From 22 September 2015, Scotland has a new personal injury court available for compensation claims by victims of accidents.
Scotland is divided into 6 Sheriffdoms:
- Tayside, Central and Fife;
- South Strathclyde, Dumfries and Galloway;
- North Strathclyde;
- Lothian and Borders;
- Grampian, Highland and Islands; and
- Glasgow and Strathkelvin
Within each Sheriffdom, there are several Sheriff Courts. Scotland has 49 such courts, each covering a defined geographical area.
A remarkable Sheriff Court
The unusual feature of the Sheriff Personal Injury Court is that it sits only in Edinburgh but has jurisdiction extending across the whole of Scotland. So, for example, if you are injured in an accident in Moray, before these changes, your Sheriff Court for a damages action would only have been Elgin Sheriff Court. Now, you can choose between the local Sheriff court and the national all-Scotland Sheriff Personal Injury Court.
The increased importance of Sheriff Courts generally
This change comes about at a time when the highest civil court in Scotland, the Court of Session, is having its jurisdiction limits altered so that you won’t be allowed to litigate claims there unless they have a value in excess of £100,000. The vast majority of personal injury claims are worth less than £100,000 and they now have to go to the Sheriff Court.

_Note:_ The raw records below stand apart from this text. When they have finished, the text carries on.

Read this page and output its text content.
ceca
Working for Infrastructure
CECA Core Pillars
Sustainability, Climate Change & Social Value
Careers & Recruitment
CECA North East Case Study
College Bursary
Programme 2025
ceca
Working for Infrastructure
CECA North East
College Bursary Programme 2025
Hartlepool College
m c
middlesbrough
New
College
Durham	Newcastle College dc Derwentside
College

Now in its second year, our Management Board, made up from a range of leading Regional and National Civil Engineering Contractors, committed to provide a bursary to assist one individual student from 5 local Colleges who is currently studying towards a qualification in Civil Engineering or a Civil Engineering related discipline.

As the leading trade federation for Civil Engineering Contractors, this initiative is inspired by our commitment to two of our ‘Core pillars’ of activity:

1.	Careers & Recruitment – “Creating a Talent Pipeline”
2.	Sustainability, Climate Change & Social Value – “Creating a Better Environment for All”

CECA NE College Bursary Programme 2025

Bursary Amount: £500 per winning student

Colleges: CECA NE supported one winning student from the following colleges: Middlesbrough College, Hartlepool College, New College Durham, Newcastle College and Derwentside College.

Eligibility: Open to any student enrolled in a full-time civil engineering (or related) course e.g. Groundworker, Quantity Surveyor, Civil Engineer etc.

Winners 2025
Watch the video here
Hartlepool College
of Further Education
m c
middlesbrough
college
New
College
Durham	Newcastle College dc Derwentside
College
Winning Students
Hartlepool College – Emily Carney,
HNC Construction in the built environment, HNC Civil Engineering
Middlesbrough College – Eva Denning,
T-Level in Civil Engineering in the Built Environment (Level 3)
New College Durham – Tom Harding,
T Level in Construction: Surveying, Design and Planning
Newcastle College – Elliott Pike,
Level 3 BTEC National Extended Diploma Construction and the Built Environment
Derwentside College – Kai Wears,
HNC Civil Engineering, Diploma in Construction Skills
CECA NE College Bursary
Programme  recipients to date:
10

Which claims can you make in the national PI court?
The new national personal injury court is not available for all levels of claim. In general, you cannot use the national court –
- For injuries sustained at work or in the course of work, unless the value of your claim exceeds £1,000; and
- In any other case, unless the value of your claim exceeds £5,000.
Having said that, Sheriffs in local Sheriff Courts will be allowed to make the decision to transfer cases to the national court, irrespective of the value of the claim, where the importance or difficulty of the proceedings makes it appropriate to transfer the proceedings to the Sheriff Personal Injury Court. This recognises the fact that, just because a personal injury claim is “low value”, there can still be difficult or complex issues involved.
Specialist Sheriffs and jury trials
The fact that a specialist court has been set up is recognised by the fact that 6 specialist Sheriffs have been appointed to deal with the caseload.
Jury Trials in the Court of Session have been influential in increasing levels of compensation in certain areas of personal injury practice, especially in fatal accident claims. Jury Trials will be available in the Sheriff Personal Injury Court, but not in any other Sheriff Courts, and this will be one factor to consider when deciding whether to litigate a claim in the national personal injury court.
This is a monumental development in relation to personal injury claims in Scotland and it will be interesting to see how practice develops. It seems likely that the availability of specialist Sheriffs, tailored procedures and, in some cases, Jury Trials, guarantee that the new court will see a significant level of business.